Y Emily acababa de entregarles la última pista, la importante, la clave para que la ubicación de la biblioteca cayera en sus manos. Sintió una enorme punzada de culpabilidad.

«Pronto estarán en Oxford y la biblioteca será suya. El círculo vicioso de cazador y presa se habrá cerrado. Habrán conseguido lo que llevaban tanto tiempo buscando…».

Interrumpió su lamento al pensar en que volvía a salir esa palabra: «círculo». Antes de la persecución, la palabra ya le había resultado inquietante y ahora, mientras estaba ahí sentada, intentando recobrarse del porrazo recibido en la cabeza, esa palabra seguía turbándola. «Un círculo completo: celestial techo de Oxford y hogar de la biblioteca». Ir en círculos, razonar en círculos… Emily se levantó en medio de grandes dolores mientras una pregunta se abría paso en su mente: ¿por qué esa palabra era como una señal de alarma para ella?

«Vamos, Arno, intentas decirme algo, ¿qué es?».

Las pistas dejadas por Holmstrand a lo largo de aquella singladura habían convencido a Emily de que no debía prescindir de ningún aspecto de esta última pista. Si algo no encajaba bien, era un indicio de que Arno había escondido alguna cosa más detrás de la pista. Algo que ella aún no había sido capaz de identificar, pero estaba ahí.

Se apoyó sobre el contenedor de basuras de una tienda cercana y cerró los ojos. La urgencia por salir del callejón y dirigirse a calles más transitadas se veía frenada por un dolor casi paralizante. Respiró muy despacio con el fin de poder controlarlo y luego permitió que su mente repasara todo cuanto sabía acerca de Arno Holmstrand, todo lo relativo a la vida y obra del gran profesor, y todo cuanto le había oído decir.

Lo que le había oído decir. Ahí estaba el quid de la cuestión. Aquella pista tan anómala no encajaba con nada de lo que le había escuchado al profesor.

«¿Qué decía Arno?».

Esa pregunta acabó por despertar un recuerdo en su memoria, el recuerdo de las primeras palabras que le había oído pronunciar, las palabras elegidas por Arno Holmstrand para la lección inaugural en el Carleton College: «La sabiduría no es circular, la ignorancia sí. El conocimiento descansa sobre lo que es viejo, pero sin dejar de apuntar a lo que es nuevo».
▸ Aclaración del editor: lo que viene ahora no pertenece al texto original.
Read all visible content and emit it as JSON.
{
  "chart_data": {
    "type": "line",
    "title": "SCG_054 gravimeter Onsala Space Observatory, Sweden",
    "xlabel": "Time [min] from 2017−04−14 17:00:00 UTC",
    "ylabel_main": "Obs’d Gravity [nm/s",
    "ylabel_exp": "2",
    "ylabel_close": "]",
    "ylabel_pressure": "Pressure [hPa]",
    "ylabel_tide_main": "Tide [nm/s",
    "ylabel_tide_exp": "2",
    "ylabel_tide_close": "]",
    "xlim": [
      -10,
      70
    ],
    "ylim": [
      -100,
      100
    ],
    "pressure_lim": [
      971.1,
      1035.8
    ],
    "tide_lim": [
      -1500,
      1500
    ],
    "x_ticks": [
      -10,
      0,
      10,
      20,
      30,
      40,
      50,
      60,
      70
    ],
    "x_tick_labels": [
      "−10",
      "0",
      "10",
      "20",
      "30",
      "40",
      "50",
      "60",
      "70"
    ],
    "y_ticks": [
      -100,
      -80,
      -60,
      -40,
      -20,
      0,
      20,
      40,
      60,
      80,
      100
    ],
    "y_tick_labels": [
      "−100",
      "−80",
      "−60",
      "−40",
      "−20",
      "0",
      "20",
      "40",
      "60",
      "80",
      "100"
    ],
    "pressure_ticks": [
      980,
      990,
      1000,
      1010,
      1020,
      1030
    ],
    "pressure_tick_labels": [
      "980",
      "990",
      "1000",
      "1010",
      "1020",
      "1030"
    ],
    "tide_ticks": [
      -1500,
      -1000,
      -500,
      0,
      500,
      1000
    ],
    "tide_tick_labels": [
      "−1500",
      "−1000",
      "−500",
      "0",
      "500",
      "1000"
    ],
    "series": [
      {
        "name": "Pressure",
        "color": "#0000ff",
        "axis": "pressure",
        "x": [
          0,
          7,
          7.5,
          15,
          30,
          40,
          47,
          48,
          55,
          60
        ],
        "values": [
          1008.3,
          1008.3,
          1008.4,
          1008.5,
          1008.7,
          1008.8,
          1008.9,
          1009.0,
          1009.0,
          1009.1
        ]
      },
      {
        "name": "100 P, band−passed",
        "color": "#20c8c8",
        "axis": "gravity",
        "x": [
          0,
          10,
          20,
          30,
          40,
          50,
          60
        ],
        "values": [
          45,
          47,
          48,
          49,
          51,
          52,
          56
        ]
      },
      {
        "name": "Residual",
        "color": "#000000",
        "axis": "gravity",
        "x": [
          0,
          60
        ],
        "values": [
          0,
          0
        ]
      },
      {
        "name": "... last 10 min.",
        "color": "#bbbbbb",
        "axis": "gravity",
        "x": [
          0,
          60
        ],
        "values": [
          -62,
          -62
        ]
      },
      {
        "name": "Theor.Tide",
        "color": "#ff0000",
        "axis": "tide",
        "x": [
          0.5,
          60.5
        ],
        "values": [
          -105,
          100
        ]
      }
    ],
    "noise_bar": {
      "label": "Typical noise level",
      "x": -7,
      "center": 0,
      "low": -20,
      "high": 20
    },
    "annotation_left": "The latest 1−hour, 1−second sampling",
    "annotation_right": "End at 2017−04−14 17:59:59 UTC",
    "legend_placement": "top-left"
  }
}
Las quejas del viejo profesor habían ido en la misma dirección: la verdad no opera en círculos. La circularidad es un engaño. Pero ahora, al señalar otra vez hacia Oxford, la última pista de Holmstrand se convertía en un círculo trivial y sin sentido, precisamente el tipo de cosas que él había despreciado abiertamente en público.

De pronto, con total claridad, Emily estuvo segura de una cosa por encima de todas las demás: la Biblioteca de Alejandría no estaba en Oxford.